$9$ cards are given($i$-th card represents i) and following numbers $a$ and $b$ are defined by using all these 9 cards.
$a:=$ $5$ digits natural number which are given by concatenating $5$ cards.
$b:=$ $4$ digits natural number which are given by concatenating $4$ cards.
The last goal is to determine $a$ and $b$ such that $a-b=33333$ .
The following formulas are from the solution which I have.
$p,q:=$ Digit sums of a,b respectively.
And $a-b \equiv p-q\equiv 3 \times5\equiv6\pmod 9$ are satisfied.
$p+q=45 \equiv0\pmod 9$
$2\times p \equiv6 \pmod 9$
$p \equiv3 \pmod 9$
$15=1+2+3+4+5\leqq p\leqq5+6+7+8+9=35$
from above inequality,the candidates of $p =21,30 \quad(q=24,15 )$ .
Of course $p-q=15$ is true when the borrowing wasn't done.
And my problem begins from here.
The solution states $p-q=15-9 \times$(the number of borrowing(s) of p-q).
How could this proven?.
Too long for a comment.
As you correctly deduced, we have only two cases $(p,q) = (21,24)$ or $(30,15)$. Suppose we write out the digits as $a = a_4 a_3 a_2 a_1 a_0$ and $b = b_3 b_2 b_1 b_0$.
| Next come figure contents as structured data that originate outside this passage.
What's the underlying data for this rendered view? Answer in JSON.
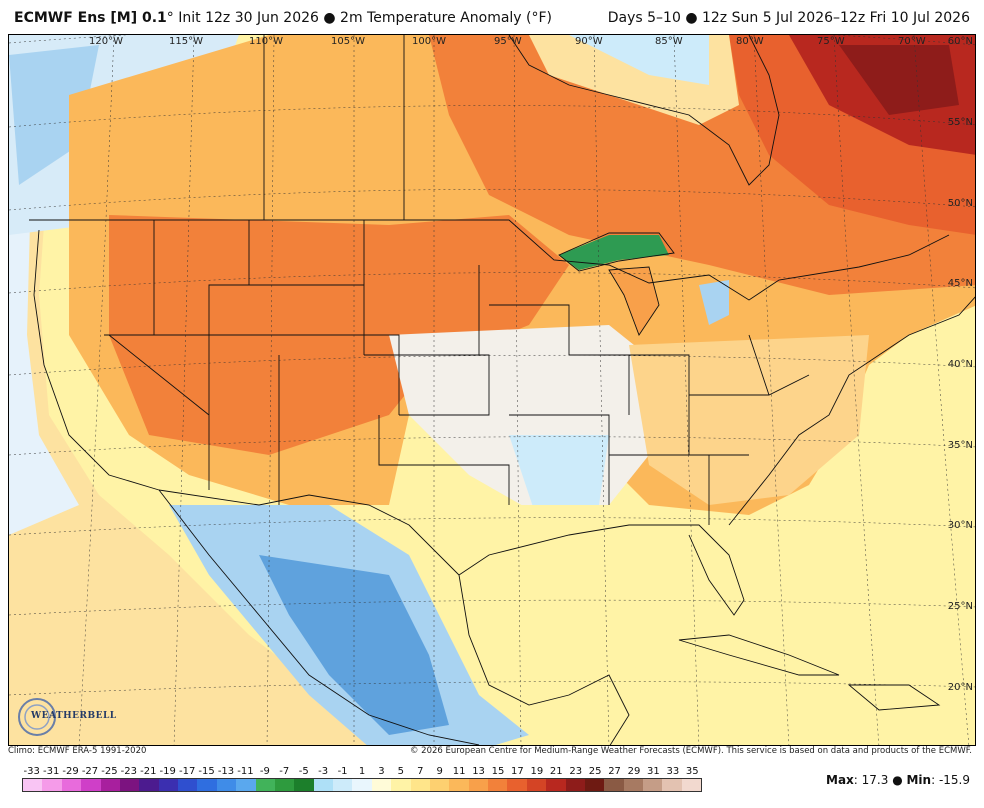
{
  "header": {
    "model": "ECMWF Ens [M] 0.1",
    "degree_mark": "°",
    "init": "Init 12z 30 Jun 2026",
    "bullet": "●",
    "product": "2m Temperature Anomaly (°F)",
    "valid": "Days 5–10 ● 12z Sun 5 Jul 2026–12z Fri 10 Jul 2026"
  },
  "map": {
    "longitudes": [
      "120°W",
      "115°W",
      "110°W",
      "105°W",
      "100°W",
      "95°W",
      "90°W",
      "85°W",
      "80°W",
      "75°W",
      "70°W"
    ],
    "latitudes": [
      "60°N",
      "55°N",
      "50°N",
      "45°N",
      "40°N",
      "35°N",
      "30°N",
      "25°N",
      "20°N"
    ],
    "logo_text": "WEATHERBELL",
    "colors": {
      "ocean_neutral": "#fff3a6",
      "warm_light": "#fdd48b",
      "warm": "#f7a259",
      "warm_strong": "#ee6f3d",
      "hot": "#d8422a",
      "very_hot": "#a8221c",
      "cool_light": "#e6f2fb",
      "cool": "#a9d3f1",
      "cold": "#5fa2dd",
      "lake_green": "#2e9b52"
    }
  },
  "footer": {
    "climo": "Climo: ECMWF ERA-5 1991-2020",
    "copyright": "© 2026 European Centre for Medium-Range Weather Forecasts (ECMWF). This service is based on data and products of the ECMWF.",
    "scale_ticks": [
      "-33",
      "-31",
      "-29",
      "-27",
      "-25",
      "-23",
      "-21",
      "-19",
      "-17",
      "-15",
      "-13",
      "-11",
      "-9",
      "-7",
      "-5",
      "-3",
      "-1",
      "1",
      "3",
      "5",
      "7",
      "9",
      "11",
      "13",
      "15",
      "17",
      "19",
      "21",
      "23",
      "25",
      "27",
      "29",
      "31",
      "33",
      "35"
    ],
    "scale_colors": [
      "#f9c5f4",
      "#f59be9",
      "#e86bdc",
      "#cf3fc8",
      "#a81f9e",
      "#7c1380",
      "#4c1b8f",
      "#3b2fb0",
      "#2f4fcf",
      "#2f6ee0",
      "#3f8ce8",
      "#5aa8ee",
      "#41b35a",
      "#2e9b3e",
      "#1c7f2b",
      "#aee0f7",
      "#cdebfa",
      "#e9f6fd",
      "#fffbd8",
      "#fff3a6",
      "#ffe58a",
      "#fdd070",
      "#fbb85a",
      "#f8a04a",
      "#f2813a",
      "#e8612e",
      "#d44425",
      "#b8281f",
      "#8e1c1a",
      "#6e1a12",
      "#8a5a44",
      "#a77a62",
      "#c59d87",
      "#e3c2b1",
      "#f2d9cf"
    ],
    "max_label": "Max",
    "max_value": ": 17.3",
    "min_label": "Min",
    "min_value": ": -15.9",
    "sep": " ● "
  }
}
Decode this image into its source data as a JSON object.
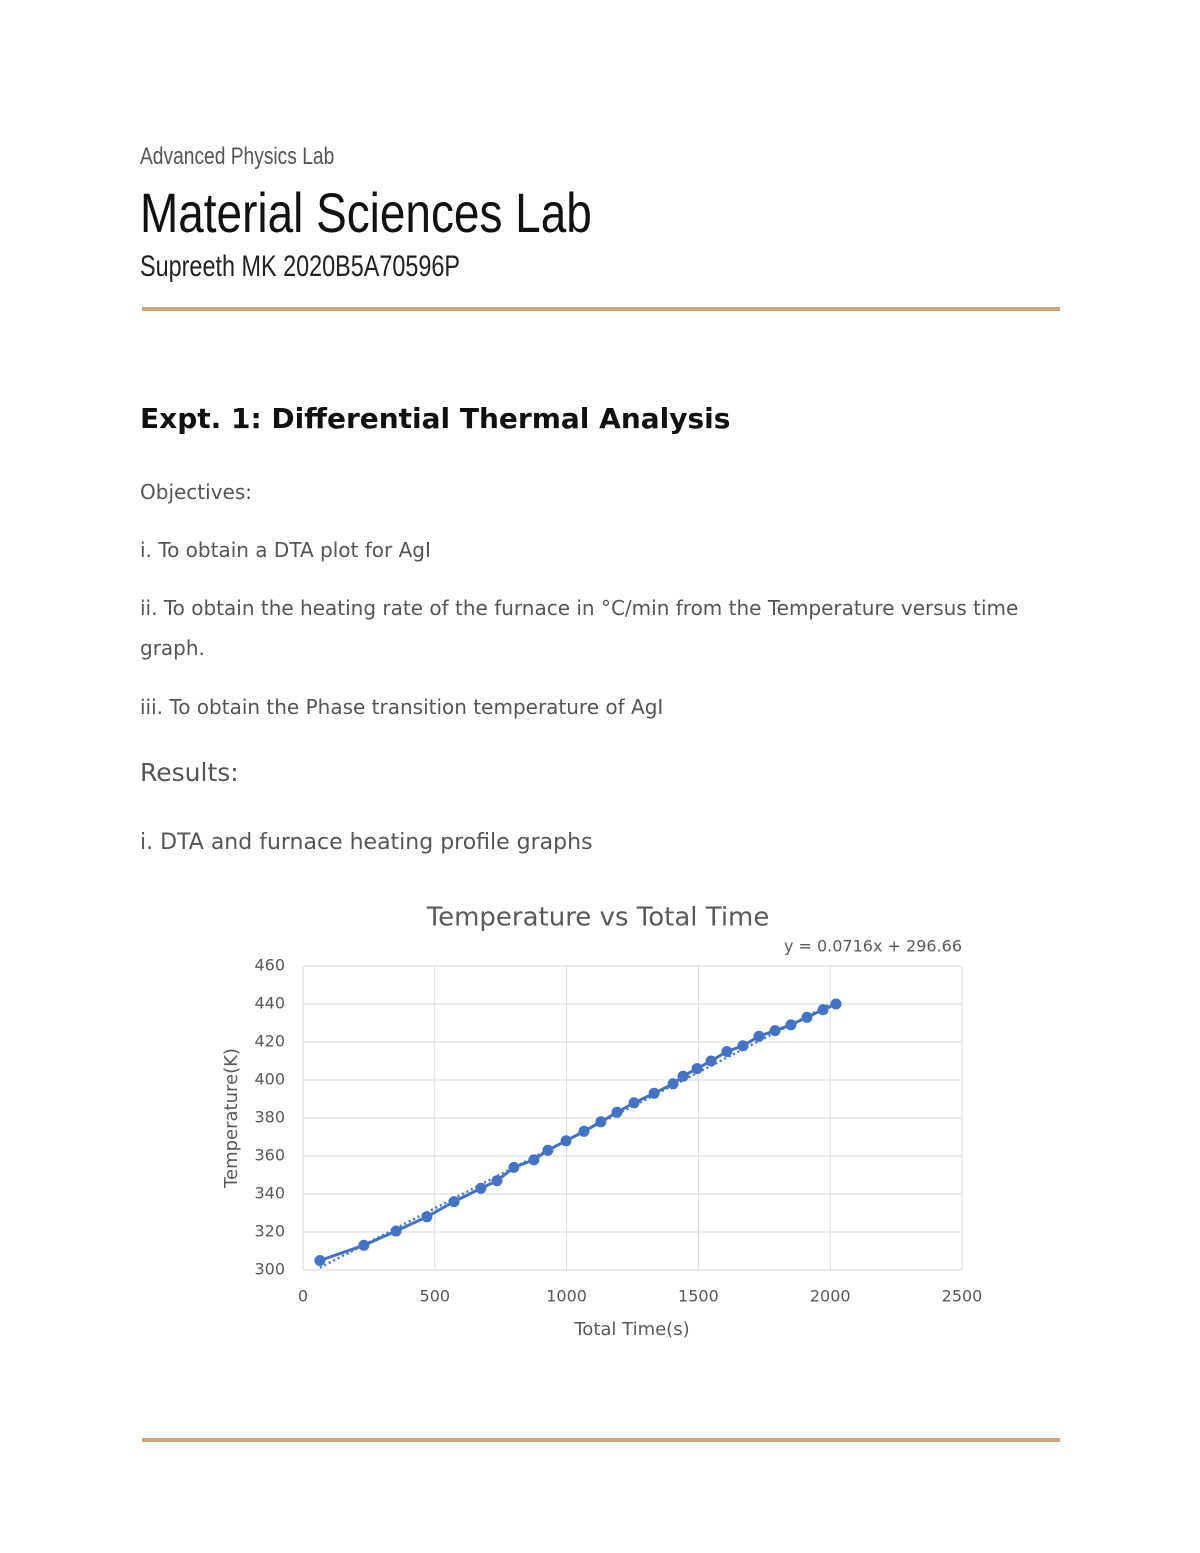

In case of $(30,15)$, because $30-15 = 15 = digitsum(33333)$ already, we know when we do the subtraction there was no "borrowing" i.e. $\forall j \in \{0,1,2,3\}: a_j > b_j$ and in fact $a_j - b_j = 3$. This also immediately means $a_4 = 3$. Of the remaining digits $\{1,2,4,5,6,7,8,9\}$, there is no way to split them into $4$ pairs $(a_j, b_j)$ s.t. $a_j - b_j = 3$ for each pair. So there is no solution in this case.
Meanwhile, in case of $(21,24)$ there must have been two "borrowings". Each "borrow" effectively adds $9$ to $a$'s digitsum, because you subtract $1$ from one digit and add $10$ to the next lower digit. E.g. consider the much simpler example $55 - 8 = 47$, where we have
$$digitsum(55) = 5+5 = 10 \neq digitsum(8) + digitsum(47) = 8+4+7 = 19$$
But when the borrowing happens, it is as if the "new" digitsum is $4 + 15 = 19$, and we now have:
$$newdigitsum(55) = 4 + 15 = 19 = digitsum(8) + digitsum(47)$$
So back to the $(21,24)$ case, there are two "borrowings" because $21 + 2 \times 9 - 24 = 15$. So among $j \in \{0,1,2,3\}$, there are exactly two cases of $a_j < b_j$ and two other cases of $a_j > b_j$. Moreover, $a_4 = 3$ or $4$ depending on whether $a_3 >$ or $< b_3$. However, there still seems a lot of cases and I'm not sure how to find the answer(s).